Whatever she’d been expecting, it wasn’t this. It wasn’t him. His face isn’t shriveled but smooth and pink. His hair is a mat of dark wet feathers. His eyes are fierce. Addie raises her head to kiss him, but misses, and kisses the nurse’s hand instead. Then the nurse carries him away. Addie can hear him down the hall, his hungry, hopeless squawking.
She names him Byrd. With a Y, like an open beak.
“This probably isn’t the best time to mention it,” Sam says to Claree, “but Margaret and I are thinking of moving.”
“Where?”
“Out here. Where it’s dry. Where I can breathe.”
“I don’t understand, honey. Plenty of people with asthma live in North Carolina. Isn’t your medicine working?”
“Sure, it’s all working just fine, all the steroids and inhalers. Also ruining my liver. Didn’t you read the book I sent?”
“I was going to,” Claree says. It isn’t that she doesn’t take Sam’s asthma seriously; she just doesn’t like to think about it all the time. “What about an air purifier? I’ve heard there’s a new one on the market like they use in hospitals. I’ve heard it removes dust and moisture and everything.”
Sam doesn’t answer. Claree knows this silence by heart.
“I just worry you won’t be happy in the desert,” she says, “with no trees. You love trees. When you were small your favorite place was the woods. We bought that yellow teepee and set it up in the woods, and you and Addie practically moved in. That was before the Davenports bought the lot next door, remember? Remember the summer you found the bird? A robin with a broken wing, and we built a cage for it next to the teepee, and you and Addie spent all summer nursing it, digging up worms and feeding it until it could fly.”
“It was a blue jay.”
She lights another cigarette, sighs into the receiver. “I still think about that lot next door. We should have bought it when we had the chance, before the Davenports cut down your woods.”

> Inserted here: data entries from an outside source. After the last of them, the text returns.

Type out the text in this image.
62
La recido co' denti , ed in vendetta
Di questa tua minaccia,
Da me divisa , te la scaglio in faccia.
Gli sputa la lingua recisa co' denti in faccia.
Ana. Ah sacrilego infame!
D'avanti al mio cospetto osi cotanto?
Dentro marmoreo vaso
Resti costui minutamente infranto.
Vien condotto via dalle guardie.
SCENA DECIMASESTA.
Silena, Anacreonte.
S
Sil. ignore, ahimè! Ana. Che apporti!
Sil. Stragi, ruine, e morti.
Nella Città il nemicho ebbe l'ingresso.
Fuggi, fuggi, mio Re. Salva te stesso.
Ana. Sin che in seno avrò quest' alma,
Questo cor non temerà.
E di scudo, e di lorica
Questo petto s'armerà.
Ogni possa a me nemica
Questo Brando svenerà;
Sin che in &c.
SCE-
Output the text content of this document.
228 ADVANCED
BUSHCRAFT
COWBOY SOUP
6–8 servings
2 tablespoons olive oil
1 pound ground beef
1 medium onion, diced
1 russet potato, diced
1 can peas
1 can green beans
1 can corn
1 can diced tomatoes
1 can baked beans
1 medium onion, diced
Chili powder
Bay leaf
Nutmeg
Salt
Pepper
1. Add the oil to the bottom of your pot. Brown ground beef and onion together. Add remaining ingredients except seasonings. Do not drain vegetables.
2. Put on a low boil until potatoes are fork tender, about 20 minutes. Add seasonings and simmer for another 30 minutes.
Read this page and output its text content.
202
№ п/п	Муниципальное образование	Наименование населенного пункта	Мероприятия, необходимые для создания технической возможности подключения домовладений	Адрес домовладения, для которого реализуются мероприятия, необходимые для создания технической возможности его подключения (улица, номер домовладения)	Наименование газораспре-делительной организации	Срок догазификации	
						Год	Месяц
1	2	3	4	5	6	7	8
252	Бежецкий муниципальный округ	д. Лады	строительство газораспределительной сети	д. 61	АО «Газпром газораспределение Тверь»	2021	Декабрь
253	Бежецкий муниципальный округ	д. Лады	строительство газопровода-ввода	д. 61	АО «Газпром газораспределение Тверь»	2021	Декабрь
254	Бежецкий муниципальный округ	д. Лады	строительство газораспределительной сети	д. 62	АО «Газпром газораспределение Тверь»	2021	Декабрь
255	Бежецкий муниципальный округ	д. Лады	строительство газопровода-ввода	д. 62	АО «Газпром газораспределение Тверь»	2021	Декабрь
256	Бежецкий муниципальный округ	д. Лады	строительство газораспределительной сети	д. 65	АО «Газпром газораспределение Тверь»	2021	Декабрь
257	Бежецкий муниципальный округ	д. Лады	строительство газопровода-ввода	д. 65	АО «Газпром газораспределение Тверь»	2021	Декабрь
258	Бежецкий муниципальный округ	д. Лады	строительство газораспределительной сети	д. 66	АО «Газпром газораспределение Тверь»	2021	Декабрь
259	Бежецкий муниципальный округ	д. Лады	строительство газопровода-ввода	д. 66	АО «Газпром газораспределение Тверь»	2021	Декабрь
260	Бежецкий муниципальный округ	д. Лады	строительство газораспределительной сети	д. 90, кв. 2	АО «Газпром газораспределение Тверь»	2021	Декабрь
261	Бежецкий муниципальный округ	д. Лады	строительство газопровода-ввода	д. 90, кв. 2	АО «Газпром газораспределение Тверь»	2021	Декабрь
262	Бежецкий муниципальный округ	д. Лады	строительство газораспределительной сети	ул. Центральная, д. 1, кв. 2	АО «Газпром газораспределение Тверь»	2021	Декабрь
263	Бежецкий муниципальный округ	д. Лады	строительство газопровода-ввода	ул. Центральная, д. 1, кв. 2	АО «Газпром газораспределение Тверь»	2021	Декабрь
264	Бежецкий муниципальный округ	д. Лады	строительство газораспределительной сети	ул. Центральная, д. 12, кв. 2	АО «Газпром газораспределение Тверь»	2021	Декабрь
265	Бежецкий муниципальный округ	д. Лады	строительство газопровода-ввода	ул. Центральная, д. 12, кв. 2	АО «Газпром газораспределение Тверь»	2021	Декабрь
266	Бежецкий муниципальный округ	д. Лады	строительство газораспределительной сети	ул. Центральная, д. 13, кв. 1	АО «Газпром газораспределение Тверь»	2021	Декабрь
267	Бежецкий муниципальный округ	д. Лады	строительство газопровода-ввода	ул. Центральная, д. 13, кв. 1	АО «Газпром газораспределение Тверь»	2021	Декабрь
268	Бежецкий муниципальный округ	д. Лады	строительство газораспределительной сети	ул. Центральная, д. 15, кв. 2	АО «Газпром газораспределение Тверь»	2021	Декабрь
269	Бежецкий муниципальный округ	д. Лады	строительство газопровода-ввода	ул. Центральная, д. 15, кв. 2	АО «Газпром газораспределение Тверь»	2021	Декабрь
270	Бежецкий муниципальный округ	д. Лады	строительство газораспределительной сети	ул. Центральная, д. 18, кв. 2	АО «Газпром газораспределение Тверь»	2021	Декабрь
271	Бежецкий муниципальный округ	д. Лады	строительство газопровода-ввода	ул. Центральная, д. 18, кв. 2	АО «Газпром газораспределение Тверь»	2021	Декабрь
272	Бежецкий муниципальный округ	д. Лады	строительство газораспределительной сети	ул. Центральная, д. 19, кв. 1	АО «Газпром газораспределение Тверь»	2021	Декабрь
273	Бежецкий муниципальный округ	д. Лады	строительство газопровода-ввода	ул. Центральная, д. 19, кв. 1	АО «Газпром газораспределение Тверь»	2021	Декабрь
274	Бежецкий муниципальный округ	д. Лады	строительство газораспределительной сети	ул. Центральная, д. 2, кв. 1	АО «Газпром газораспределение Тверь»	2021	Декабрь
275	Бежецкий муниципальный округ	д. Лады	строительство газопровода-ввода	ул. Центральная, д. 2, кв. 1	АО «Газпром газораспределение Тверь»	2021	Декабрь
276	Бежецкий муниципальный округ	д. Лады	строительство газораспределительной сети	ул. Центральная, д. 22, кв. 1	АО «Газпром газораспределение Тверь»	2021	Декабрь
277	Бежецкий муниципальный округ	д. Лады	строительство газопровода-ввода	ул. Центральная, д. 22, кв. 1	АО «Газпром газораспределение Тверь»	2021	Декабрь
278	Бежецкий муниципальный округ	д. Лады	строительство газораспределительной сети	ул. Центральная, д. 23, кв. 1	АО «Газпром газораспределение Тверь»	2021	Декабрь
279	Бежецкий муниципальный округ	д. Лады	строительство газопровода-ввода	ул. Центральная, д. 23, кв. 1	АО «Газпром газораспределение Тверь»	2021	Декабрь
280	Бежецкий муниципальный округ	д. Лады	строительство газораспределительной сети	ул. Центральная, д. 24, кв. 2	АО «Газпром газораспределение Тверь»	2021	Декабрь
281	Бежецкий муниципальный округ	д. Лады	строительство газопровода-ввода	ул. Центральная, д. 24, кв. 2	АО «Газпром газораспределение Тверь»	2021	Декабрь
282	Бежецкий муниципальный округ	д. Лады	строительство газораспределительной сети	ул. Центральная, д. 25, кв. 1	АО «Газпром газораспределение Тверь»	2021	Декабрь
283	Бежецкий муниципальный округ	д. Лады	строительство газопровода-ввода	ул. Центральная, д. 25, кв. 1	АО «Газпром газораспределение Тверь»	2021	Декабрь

“Did you know,” Sam says, “that most kids whose parents smoke get asthma sooner or later?”
“That can’t be true. Where did you hear that?”
“Something like sixty-five percent. It was in the book I sent you.”
“Does this book say anything about air purifiers? Because I’ve heard the new one is supposed to take everything out of the air.”
Non — Identifying Information
Dear Byrd,
My social worker, Janet Worry (not her real name), says I should write you letters. She doesn’t know I’ve been writing you all along.
She says a lot of her mothers (that’s how she talks, “my mothers”) have trouble getting started. Some copy out favorite poems or song lyrics. Some send greeting cards.
“Greeting cards?” I said.
“It’s a start,” she said.
“What do your mothers write about?” I said.
“Everything,” she said, “anything. Sometimes it’s easiest to start with the facts, details of the child’s birth. Whatever you think your child might like to know. Just be careful to leave out any identifying information.”
On the day you were born, J.D. took me to the hospital and went with me to the maternity floor. The carpet in the elevator smelled like iodine. One stop before ours, an orderly got on pushing a woman on a gurney. The woman’s arms were covered with needle bruises. She had a high, weak voice, and she kept asking the orderly, “Why are you doing this, why are you doing this?”
They took me to a room and put me in a bed and J.D. came in and planted himself in the recliner and turned on the TV, some show about dolphins. I watched him watching. I watched the dolphins in his glasses. The room smelled like him. I felt safe. Then a nurse came in all crisp and efficient and said to him, “Are you the father?”
“The driver,” he said.
“Maybe you’d like to wait in the waiting room.”